Ultimi refoli di Sardegna, prime gocce di nostalgia che non vanno via. Come non va via questo vino dalla bocca, grazie ad una persistenza clamorosa e, soprattutto, decisamente particolare.
Prodotto da uve bianche tipiche stramature della zona Sud della Sardegna, quel Sulcis che ricordiamo troppo spesso solo per il Carignano. Il vitigno in questione è un Nasco 100%, confesso la prima volta che lo provo. E la prima volta non si scorda, in genere, mai.
Si presenta giallo ambrato, una ruggine scarica che mostra subito la sua personalità e il suo tratto distintivo. Consistente e con tratti decisamente brillanti.
Naso intenso, complesso e fine, a tratti eccellente per come alcuni aromi spiccano e si definiscono: caramello e miele, che non riescono completamente a nascondere la caramella d’orzo; poi frutta esotica secca e note di metallo, ancora ruggine.

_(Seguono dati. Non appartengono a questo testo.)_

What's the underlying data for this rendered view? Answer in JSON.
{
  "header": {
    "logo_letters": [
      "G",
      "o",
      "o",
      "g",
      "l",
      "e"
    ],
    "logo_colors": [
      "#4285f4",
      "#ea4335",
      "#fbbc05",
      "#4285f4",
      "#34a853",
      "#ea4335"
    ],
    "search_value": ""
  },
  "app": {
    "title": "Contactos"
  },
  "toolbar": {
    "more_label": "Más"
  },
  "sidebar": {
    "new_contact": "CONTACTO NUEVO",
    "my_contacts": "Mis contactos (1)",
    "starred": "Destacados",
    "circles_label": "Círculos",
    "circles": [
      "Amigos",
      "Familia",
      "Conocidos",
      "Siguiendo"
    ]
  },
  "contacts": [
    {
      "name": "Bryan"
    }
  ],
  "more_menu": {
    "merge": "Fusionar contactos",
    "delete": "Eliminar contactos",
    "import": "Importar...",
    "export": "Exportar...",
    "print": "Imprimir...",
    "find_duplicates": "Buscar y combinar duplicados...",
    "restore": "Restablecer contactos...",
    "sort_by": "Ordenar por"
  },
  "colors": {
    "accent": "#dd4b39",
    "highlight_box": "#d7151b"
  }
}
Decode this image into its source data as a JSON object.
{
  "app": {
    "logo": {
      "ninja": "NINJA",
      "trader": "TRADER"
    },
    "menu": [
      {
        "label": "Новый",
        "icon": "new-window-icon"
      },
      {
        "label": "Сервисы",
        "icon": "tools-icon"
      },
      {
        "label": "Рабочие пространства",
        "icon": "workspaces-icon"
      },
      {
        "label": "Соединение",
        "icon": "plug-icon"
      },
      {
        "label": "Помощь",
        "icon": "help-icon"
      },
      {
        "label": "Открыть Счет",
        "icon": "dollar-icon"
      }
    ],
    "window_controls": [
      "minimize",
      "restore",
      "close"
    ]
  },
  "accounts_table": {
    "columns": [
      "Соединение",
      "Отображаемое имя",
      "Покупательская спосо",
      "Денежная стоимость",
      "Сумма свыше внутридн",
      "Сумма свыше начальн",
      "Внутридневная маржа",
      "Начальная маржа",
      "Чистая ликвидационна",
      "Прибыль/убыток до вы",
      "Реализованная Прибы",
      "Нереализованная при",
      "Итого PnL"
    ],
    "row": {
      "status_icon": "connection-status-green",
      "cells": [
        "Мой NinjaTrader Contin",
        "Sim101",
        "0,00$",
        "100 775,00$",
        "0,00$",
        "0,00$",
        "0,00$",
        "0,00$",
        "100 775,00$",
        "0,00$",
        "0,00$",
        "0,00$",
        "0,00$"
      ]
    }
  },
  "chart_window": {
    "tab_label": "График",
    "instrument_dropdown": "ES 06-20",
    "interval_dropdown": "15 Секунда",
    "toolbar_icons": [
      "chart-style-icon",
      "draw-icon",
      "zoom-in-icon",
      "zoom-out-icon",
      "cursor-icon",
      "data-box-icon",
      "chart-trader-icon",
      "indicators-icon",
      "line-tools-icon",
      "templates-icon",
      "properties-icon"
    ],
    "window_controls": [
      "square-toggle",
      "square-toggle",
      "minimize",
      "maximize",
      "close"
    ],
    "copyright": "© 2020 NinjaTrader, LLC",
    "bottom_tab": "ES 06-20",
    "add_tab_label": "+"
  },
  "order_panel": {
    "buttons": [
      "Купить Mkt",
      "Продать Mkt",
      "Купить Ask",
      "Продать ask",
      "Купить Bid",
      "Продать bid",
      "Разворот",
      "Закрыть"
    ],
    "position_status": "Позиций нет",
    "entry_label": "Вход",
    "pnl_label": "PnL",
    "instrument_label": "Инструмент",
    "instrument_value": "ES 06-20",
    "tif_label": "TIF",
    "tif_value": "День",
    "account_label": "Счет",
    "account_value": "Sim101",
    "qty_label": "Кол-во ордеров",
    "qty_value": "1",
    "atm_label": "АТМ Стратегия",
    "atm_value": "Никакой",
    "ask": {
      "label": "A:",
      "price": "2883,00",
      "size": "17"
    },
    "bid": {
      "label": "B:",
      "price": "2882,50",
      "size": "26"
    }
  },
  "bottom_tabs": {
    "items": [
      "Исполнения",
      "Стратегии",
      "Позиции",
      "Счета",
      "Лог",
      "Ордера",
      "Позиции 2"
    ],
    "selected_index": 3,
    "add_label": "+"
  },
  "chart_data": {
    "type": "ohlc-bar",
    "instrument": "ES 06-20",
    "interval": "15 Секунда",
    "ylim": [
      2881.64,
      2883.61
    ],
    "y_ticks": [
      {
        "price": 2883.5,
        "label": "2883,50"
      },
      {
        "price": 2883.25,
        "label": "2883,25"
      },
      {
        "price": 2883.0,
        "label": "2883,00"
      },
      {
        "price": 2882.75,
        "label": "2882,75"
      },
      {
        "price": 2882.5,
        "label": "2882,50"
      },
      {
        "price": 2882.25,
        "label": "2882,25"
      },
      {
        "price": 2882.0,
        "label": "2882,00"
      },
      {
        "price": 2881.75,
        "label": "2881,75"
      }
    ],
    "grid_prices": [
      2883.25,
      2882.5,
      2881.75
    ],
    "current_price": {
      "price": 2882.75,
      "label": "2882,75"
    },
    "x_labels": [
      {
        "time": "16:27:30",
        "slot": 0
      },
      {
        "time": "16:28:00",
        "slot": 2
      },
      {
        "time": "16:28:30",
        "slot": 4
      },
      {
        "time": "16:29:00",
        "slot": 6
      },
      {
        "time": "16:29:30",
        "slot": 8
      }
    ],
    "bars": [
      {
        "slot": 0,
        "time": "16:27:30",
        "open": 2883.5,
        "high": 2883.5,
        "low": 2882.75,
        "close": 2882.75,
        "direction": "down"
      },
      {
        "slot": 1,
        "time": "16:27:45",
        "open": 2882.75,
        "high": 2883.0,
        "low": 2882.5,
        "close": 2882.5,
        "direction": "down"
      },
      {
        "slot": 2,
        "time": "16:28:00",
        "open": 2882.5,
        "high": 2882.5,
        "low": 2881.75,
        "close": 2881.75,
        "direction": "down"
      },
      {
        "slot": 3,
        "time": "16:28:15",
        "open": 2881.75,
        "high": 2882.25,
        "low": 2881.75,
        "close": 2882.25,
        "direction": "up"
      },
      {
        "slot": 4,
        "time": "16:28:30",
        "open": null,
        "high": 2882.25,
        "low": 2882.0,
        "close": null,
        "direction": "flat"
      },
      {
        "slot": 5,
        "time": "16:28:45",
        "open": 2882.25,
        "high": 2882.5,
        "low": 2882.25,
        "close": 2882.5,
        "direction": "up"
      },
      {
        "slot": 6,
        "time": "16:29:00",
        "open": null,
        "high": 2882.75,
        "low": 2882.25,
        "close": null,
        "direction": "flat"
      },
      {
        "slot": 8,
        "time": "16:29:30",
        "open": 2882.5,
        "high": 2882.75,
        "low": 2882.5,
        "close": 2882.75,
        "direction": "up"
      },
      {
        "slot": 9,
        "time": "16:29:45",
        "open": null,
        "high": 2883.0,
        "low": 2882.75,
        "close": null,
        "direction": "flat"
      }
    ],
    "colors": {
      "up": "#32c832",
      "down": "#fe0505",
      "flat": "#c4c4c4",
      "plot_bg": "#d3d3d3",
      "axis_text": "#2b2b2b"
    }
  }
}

In bocca conferma tutto. La sua inconfondibile vena metallica lo porta ad essere un filino meno di dolce, quasi amabile. Abbastanza caldo, morbido, abbastanza fresco e, soprattutto, sapido. Dura un’eternità e a quest’eternità ci arriva con l’immancabile metallo accompagnato ad una inconfondibile nota di uva passa e sensazioni amaricanti di zagara.
Degustato, poi, a fine pasto da Luigi Pomata, ne fa il giusto termine di un edonismo irrinunciabile per me.
PS. Dedicato alla gente di Sardegna: forse chiusi, forse testardi, ma veri e italiani.